Famiglia
Il fronte delle roulottes sfida il Campidoglio
"Possibile che una città di 3 milioni e mezzo di abitanti non riesca a trovar posto neppure a qualche migliaio di zingari?".Il leader di S.Egidio racconta l'accoglienza.
Pionieri della solidarietà e dell’evangelizzazione dei lontani, i volontari di Sant’Egidio scoprirono la loro vocazione trent’anni fa, leggendo e rileggendo i Vangeli. Allora scelsero i poveri «per fede, non per ideologia» e cominciarono dalle baracche del velodromo di ponte Marconi la loro ricerca del Terzo mondo. Quel drappello di studenti del liceo Virgilio di Roma, scuola bene del centro storico, è diventato una comunità di 15 mila membri: la metà romani, il resto disseminati in giro per il mondo, dall’Europa dell’Est all’Indonesia, dal Guatemala alla Costa d’Avorio. Una miseria dalle molte facce quella di cui oggi si occupa Sant’Egidio: dai malati psichici e terminali ai disabili, dai carcerati ai rifugiati, dagli anziani in difficoltà ai bimbi soli… «Ma la cura dei nomadi e di tutti coloro che non hanno una casa, resta uno dei nostri principali “motivi”» dichiara monsignor Vincenzo Paglia, leader carismatico della comunità e parroco della chiesa di Santa Maria in Trastevere (dal ‘79 sede di Sant’Egidio, tel. 06.5895845).

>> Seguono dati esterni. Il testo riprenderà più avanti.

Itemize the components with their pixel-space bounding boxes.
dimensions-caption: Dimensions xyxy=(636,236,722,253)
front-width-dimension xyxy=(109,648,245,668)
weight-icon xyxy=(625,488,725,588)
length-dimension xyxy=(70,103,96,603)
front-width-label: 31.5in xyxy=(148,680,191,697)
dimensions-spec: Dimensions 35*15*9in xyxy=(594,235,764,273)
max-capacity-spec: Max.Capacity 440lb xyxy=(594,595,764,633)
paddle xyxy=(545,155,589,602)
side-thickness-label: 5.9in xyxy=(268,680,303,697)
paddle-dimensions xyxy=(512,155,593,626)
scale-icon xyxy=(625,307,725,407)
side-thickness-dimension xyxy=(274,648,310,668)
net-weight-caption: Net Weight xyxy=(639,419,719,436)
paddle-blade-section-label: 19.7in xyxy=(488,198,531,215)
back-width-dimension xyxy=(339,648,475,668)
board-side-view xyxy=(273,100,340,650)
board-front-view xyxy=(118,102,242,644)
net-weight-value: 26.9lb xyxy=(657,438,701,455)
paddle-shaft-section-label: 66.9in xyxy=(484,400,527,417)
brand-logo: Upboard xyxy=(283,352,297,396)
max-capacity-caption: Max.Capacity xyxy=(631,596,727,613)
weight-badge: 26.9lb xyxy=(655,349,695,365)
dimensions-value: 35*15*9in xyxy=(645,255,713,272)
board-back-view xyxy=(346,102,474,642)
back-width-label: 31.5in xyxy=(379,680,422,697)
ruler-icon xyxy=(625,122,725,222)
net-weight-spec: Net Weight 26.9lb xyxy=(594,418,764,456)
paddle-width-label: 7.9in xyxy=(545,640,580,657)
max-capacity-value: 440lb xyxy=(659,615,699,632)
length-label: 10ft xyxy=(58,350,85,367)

Qual è la vostra politica per i senza tetto?
Ci preoccupiamo di star loro vicino offrendo innanzi tutto un tetto d’amicizia, nel quale possano trovare anche il sostentamento. Abbiamo cominciato con l’apertura della mensa di via Dandolo e di tutta una serie di uffici. Poi, nella misura in cui è possibile, ci impegnamo a mettere a disposizione, qui in quartiere Trastevere, degli spazi dove possano anche dormire, così da fornire loro un punto di riferimento fisico, ma anche e soprattutto umano.
Perché la pubblica amministrazione non riesce a contenere l’espansione incessante delle baraccopoli?
La situazione è legata al più complesso problema degli immigrati, un fenomeno internazionale di fronte al quale il nostro Paese è ancora impreparato, nonostante esista una precisa legge in materia. E questo lo si vede proprio dalle singole amministrazioni, che fanno fatica a rispondere alle esigenze che emergono di volta in volta.
Ma l’immigrazione non è mai solo un problema di ordine pubblico: è una questione sociale che interpella tutti i cittadini, chiamati ad assumere una prospettiva più ampia, più accogliente.
Perché, secondo lei, invece per tanta gente è così difficile accettare i rom?
Come cattolico, io credo a quello che viene detto in termini alti “peccato originale”, in termini semplici “peccato di egoismo”: tutti vogliamo avere una vita tranquilla e nella misura in cui qualcuno la interrompe ci mette in crisi. E’ quello che succede a Roma: una città di 3 milioni e mezzo di abitanti che non riesce ad accogliere neanche 3 mila zingari.
Come mai le baracche attecchiscono di solito in città piuttosto che in campagna, dove avrebbero spazi più ampi senza il problema del distacco minimo dal centro abitato?
I nomadi sono attirati dai punti economicamente più prosperi e da sempre sono le città il luogo di afflusso dei poveri e dei deboli: di chiunque sia in cerca di una vita più degna e di una via d’uscita dalla solitudine, senza sapere che proprio in città è più esposto all’emarginazione, al rifiuto, all’isolamento.
Una vicolo cieco, insomma…
Non è vero. Ma l’inversione di questa tendenza richiede un impegno globale che coinvolga ente pubblico, forze sociali e cittadini.
In che modo?
Penso a una soluzione ad ampio raggio, che parta dall’emancipazione delle zone di provenienza, aiutandole a trovare una loro via di sviluppo. Per l’accoglienza, invece, quello che occorre è un supplemento di anima in tutti. B.R.